Helios IV is a common ice planet, much like those found in the outer systems of most stars. Why, then, did the UEE government expend the massive amount of credits and material required to terraform the site? The official answer is that Helios IV is a strategic military base, offering unspecified facilities beyond those aboard ships on station or at Naval Base Hephaestus. Helios IV has become known as a world where careers go to die. Seen by many in the military hierarchy as a dumping ground for trouble spacers, it is considered one of the least desired duty stations in known space.
Civilian analysts, however, point out that none of this explains the cost of terraforming the planet.

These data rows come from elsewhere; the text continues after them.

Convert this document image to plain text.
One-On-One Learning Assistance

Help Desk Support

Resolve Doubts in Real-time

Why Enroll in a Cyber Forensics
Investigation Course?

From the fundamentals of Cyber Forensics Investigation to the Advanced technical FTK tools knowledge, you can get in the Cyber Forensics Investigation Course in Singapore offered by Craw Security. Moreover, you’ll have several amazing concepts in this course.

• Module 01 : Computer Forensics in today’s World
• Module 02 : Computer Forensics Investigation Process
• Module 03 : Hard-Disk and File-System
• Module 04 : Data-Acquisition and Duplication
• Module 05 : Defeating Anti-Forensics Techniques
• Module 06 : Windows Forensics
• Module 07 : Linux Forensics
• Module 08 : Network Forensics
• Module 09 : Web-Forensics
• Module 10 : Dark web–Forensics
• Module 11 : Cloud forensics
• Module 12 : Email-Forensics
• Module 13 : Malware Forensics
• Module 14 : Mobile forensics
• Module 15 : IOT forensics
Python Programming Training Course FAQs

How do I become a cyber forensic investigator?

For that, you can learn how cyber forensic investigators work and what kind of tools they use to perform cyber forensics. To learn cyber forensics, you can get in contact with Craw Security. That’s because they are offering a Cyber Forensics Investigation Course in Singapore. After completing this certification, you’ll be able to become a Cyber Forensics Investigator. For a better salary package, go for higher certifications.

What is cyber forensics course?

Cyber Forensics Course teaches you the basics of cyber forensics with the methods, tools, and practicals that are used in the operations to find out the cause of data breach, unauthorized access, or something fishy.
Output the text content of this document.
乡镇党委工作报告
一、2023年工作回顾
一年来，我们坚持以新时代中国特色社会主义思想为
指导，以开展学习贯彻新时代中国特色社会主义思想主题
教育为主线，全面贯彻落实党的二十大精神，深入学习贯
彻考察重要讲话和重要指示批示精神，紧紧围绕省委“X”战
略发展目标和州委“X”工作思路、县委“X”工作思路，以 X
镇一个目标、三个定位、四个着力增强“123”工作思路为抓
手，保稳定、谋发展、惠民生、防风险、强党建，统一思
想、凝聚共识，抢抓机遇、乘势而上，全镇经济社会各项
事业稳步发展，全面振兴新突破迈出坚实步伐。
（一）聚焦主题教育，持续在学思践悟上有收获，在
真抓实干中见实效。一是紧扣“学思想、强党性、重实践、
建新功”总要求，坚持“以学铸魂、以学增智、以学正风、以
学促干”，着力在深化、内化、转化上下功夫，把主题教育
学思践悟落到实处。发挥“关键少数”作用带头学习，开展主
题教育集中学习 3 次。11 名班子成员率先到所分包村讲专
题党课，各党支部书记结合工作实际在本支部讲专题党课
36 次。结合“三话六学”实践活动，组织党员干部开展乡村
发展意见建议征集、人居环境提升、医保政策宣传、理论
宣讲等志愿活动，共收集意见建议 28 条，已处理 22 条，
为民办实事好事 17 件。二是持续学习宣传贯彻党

Ad-hoc military environmental structures could have been established on the planet providing a similar low quality of life for servicemen and women unlucky enough to serve as a tripwire. The strong suspicion is that Helios IV’s surface hides a larger-scale black ops-centered base. Absolutely no solid information exists to support this initial supposition, and theories range from Helios IV hiding a permanent strike base capable of engaging in operations behind the Empire’s border to the creation of a site for illegal biological experiments.